During the Lightning Round of
Mad Money viewers get to call in and ask Jim Cramer about stocks they are interested in. Buy, sell or hold in 30 seconds. One person called and
asked about PayPal (
PYPL) Monday night. "I think PayPal is terrific. There's a lot of upside if they get it right," said Cramer.
Let's check and see if the charts have gotten the message.
In the daily bar chart of PYPL, below, we can see that prices made a peak in July and corrected lower into August. Dips into the $105-$100 area have seemed to find buying interest the past six weeks or so but the indicators are not strengthening. Prices are below the declining 50-day moving average line and testing the rising 200-day line.
The On-Balance-Volume (OBV) line turned down in late July signaling a shift from aggressive buying to aggressive selling. The Moving Average Convergence Divergence (MACD) oscillator moved below the zero line in late July for a sell signal.
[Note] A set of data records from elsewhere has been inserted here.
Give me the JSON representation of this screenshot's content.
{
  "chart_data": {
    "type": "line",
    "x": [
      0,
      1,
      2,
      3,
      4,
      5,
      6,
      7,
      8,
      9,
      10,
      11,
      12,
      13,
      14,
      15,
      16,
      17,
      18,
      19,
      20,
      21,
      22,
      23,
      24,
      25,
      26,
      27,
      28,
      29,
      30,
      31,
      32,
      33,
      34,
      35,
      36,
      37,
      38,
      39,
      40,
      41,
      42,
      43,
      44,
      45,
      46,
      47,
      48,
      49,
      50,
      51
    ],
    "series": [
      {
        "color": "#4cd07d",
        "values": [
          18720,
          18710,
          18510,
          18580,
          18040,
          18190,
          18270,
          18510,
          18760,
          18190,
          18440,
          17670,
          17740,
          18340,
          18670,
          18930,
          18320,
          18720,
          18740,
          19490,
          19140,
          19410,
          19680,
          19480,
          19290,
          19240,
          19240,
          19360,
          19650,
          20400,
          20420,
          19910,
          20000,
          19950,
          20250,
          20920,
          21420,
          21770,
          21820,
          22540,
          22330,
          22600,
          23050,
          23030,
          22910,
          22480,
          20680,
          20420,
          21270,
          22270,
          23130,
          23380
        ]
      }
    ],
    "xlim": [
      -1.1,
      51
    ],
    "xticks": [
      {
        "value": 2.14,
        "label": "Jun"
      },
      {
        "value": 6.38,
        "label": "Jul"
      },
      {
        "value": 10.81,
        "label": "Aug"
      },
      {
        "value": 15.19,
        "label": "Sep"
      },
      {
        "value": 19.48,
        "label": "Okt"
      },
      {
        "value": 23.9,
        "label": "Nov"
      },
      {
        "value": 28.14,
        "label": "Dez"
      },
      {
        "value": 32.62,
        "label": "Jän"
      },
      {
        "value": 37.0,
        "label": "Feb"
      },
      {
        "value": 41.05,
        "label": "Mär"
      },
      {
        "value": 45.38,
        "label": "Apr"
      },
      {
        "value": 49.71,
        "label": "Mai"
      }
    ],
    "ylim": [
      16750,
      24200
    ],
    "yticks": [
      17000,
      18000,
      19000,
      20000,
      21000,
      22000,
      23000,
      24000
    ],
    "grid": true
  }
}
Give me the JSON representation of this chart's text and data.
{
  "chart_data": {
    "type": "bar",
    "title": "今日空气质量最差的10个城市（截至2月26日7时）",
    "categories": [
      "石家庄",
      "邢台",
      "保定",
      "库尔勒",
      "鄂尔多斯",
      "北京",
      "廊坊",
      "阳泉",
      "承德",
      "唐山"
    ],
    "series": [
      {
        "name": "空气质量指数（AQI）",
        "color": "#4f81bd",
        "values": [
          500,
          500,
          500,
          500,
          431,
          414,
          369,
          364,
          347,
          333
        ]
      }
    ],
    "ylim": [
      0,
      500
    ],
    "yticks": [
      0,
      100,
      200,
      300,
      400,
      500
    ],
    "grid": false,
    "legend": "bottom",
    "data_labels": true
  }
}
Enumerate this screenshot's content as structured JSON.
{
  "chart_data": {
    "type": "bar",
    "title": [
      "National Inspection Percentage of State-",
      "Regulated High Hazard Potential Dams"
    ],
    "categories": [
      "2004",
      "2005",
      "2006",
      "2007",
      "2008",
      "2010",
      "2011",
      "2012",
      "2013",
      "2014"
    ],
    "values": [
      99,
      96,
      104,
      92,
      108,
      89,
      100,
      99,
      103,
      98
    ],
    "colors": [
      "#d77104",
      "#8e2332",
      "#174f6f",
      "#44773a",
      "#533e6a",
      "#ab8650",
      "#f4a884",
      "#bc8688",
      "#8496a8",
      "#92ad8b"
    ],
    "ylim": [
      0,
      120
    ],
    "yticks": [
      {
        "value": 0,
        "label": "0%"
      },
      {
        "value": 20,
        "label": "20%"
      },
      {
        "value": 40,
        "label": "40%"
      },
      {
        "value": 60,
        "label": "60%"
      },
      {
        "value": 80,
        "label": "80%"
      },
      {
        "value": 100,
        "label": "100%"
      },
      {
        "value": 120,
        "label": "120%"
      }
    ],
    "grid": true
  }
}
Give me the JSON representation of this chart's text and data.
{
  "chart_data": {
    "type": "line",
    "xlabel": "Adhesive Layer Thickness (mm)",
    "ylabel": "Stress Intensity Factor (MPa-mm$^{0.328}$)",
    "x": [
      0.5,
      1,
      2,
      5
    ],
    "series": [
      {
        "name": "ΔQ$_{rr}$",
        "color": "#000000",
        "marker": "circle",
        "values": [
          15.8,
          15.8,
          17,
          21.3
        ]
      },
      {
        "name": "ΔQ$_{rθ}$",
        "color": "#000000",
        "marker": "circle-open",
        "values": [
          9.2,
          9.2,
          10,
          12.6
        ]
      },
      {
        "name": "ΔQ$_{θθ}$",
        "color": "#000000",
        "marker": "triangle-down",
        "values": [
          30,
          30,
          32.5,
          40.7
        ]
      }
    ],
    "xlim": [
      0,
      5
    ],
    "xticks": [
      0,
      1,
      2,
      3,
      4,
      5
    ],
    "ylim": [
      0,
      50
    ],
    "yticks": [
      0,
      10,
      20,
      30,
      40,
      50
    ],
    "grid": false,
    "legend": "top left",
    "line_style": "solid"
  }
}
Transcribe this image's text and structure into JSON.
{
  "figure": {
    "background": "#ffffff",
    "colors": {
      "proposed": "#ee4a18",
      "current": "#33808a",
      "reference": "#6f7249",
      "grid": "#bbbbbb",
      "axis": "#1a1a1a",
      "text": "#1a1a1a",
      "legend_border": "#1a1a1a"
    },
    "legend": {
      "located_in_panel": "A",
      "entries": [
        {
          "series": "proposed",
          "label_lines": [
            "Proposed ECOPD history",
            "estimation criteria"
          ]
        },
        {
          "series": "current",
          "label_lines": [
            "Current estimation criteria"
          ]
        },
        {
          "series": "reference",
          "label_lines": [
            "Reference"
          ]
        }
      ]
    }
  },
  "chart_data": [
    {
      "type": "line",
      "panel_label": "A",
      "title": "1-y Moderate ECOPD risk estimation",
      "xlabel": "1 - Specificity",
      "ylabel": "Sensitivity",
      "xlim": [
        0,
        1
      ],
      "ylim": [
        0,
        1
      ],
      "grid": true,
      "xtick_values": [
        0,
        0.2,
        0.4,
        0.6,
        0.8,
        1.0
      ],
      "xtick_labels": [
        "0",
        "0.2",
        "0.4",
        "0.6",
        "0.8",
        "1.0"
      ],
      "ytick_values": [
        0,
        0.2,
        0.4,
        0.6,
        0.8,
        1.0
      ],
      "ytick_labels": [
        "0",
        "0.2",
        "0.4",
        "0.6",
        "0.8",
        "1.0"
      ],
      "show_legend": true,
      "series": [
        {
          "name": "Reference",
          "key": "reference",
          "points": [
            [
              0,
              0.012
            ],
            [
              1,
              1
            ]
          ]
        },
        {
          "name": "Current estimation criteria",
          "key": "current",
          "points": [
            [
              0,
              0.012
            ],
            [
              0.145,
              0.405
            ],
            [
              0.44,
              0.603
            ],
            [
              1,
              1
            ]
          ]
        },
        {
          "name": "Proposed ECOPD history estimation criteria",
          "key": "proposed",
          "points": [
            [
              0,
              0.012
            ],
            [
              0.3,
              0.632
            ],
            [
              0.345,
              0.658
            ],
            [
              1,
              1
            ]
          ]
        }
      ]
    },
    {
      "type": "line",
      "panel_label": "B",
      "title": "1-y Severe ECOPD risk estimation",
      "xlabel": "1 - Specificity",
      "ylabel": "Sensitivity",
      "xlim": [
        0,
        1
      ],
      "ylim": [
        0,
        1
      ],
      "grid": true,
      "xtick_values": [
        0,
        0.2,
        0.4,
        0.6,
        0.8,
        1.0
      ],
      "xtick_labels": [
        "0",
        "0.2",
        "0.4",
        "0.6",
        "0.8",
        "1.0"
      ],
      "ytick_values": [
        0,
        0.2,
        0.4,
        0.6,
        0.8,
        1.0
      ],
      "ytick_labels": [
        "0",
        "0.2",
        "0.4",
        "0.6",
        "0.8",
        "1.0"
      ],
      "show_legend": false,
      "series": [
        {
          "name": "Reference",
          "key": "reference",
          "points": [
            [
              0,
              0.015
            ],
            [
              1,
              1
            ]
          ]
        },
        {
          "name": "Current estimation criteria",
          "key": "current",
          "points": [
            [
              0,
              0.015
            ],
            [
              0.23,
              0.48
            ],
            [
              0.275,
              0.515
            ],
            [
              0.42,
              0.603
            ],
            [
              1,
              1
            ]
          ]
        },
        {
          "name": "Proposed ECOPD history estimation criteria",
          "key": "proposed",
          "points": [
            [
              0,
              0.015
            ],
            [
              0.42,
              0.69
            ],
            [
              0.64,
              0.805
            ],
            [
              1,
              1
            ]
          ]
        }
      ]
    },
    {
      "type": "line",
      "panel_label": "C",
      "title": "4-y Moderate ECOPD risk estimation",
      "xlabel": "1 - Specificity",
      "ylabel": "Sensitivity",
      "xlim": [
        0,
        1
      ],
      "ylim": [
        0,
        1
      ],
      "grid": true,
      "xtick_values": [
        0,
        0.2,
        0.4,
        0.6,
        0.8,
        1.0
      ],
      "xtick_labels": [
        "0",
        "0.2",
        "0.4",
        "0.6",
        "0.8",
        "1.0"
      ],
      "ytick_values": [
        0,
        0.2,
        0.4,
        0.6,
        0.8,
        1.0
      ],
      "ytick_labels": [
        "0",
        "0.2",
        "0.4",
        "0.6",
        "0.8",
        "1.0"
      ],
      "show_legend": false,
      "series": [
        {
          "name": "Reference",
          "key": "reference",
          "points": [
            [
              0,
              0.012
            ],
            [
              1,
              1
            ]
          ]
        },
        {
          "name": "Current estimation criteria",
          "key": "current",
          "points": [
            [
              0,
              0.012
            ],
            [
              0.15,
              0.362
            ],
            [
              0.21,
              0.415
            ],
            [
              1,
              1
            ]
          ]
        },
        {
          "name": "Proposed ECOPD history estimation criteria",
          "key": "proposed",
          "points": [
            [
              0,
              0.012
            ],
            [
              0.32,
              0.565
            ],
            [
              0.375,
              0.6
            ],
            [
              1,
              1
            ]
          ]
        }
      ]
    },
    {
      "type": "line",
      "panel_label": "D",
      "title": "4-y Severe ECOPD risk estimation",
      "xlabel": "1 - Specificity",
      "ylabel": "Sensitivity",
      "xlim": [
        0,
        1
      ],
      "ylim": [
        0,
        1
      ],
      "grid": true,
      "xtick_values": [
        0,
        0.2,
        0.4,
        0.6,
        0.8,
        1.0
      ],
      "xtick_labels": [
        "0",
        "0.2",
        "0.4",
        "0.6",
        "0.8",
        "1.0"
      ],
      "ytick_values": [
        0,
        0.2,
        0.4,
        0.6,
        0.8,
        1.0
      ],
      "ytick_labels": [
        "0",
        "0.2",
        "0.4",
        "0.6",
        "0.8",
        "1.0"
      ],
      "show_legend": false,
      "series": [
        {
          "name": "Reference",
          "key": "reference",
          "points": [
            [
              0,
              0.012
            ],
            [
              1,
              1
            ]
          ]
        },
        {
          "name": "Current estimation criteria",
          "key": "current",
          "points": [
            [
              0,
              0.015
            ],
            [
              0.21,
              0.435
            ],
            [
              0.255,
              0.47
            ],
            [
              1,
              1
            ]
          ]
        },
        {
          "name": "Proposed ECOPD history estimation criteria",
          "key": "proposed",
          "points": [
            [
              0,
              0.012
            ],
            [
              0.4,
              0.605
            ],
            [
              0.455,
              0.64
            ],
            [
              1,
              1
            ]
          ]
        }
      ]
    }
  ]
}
In this weekly bar chart of PYPL, below, we can see that prices have tripled in the past three years. PYPL is testing the rising 40-week moving average line.
The weekly OBV line has been bearish the past three months and the MACD oscillator is pointed down toward the zero line.
In this Point and Figure chart of PYPL, below, we can see that there is a potential downside price target of $92 being projected.
Bottom-line strategy: The current correction in PYPL does not look much different from the one in late 2018, which was followed by new highs. Let PYPL continue to trade but keep an eye on the OBV line. If the OBV line turns up with prices then we'll want to return to the long side.